Building bridges are powerful and fulfilling activity. It typically would be a 20% effort with an 80% return in productivity and performance, but even more so. It is a 20% investment in relationships that almost guarantees an 80% return in staff morale and enthusiasm.
Building bridges and establishing meaningful relations across team is not a difficult action. It is however challenging personal perceptions, ability and willingness to trust and a philosophy of given in order to receive.
- Encourage good relations, active cooperation and participation between your own team and other teams – talk positive about other teams, do not over criticise and be known for creating unity.
- Facilitate discussions about the formation of cross-functional solutions which solve more than one problem amongst peers and your team. Stimulate your team to think about how other teams impact on their success, and vice versa. Encourage them regularly to think about how we could improve our services to enable other teams to improve theirs and vice versa. Establish practices in your team where other teams are invited to give input into matters that could possibly affect their work processes, prior to making decisions.

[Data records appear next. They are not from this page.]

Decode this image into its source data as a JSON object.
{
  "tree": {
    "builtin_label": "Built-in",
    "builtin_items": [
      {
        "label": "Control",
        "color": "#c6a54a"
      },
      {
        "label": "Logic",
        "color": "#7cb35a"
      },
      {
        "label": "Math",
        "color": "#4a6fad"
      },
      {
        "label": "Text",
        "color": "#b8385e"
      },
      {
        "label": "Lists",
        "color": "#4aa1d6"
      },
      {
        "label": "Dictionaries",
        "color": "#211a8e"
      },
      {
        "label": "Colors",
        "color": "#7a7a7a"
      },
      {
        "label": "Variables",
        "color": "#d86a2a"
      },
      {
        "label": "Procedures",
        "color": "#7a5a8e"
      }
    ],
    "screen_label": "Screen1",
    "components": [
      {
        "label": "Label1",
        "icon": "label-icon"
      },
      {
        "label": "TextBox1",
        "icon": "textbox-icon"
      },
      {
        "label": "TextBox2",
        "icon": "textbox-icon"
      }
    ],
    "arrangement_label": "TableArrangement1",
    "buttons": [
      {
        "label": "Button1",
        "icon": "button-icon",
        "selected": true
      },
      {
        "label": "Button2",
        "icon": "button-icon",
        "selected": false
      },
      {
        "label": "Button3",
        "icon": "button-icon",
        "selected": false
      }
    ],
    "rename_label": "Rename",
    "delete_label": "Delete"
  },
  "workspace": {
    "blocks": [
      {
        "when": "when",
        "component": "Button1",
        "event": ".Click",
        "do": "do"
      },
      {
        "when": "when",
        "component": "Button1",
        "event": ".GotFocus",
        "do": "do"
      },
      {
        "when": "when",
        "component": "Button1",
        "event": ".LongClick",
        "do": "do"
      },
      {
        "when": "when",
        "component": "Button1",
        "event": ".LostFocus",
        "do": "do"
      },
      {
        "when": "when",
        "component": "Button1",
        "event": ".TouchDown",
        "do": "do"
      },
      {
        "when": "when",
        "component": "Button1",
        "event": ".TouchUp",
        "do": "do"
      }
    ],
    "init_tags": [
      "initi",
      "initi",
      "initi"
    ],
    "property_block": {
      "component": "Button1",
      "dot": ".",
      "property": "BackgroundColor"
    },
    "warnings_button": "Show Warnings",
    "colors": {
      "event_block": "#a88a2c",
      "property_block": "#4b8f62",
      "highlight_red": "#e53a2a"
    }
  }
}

- Follow a collaborative approach within your team and encourage them to expand the collaboration to other teams. Help them to see that the whole is bigger and more meaningful than the single puzzle pieces.
- Integrate initiatives across functional teams to create a high level of understanding of various roles, responsibilities and activities. One example could be to build a culture in which team members from different disciplines add new or improved value to customers; another example could be to provide opportunities for team members to work across boundaries in the formulation of strategy.
- Continuously review your team’s interaction and cooperation with other teams. Identify strengths and areas for improvement. Develop and implement basic plans that sets out to improve team working across your area.
- Build a network throughout the organisation (and externally where applicable) and work informally with these people to get information from them and give them information on your function (refer to Learning unit 5).
- Identify a highly effective team within or outside the organisation. Visit the team and it’s leader; invite them to visit you and find out how they operate and what processes may be of benefit to your team.
- Arrange work sessions and team discussions between your own team and other functional teams where problems or concerns exist, e.g. between finance and procurement or between marketing and credit management. Let the teams brainstorm and find consensus on how to improve productivity, how to better work flow and processes and implementing new ideas.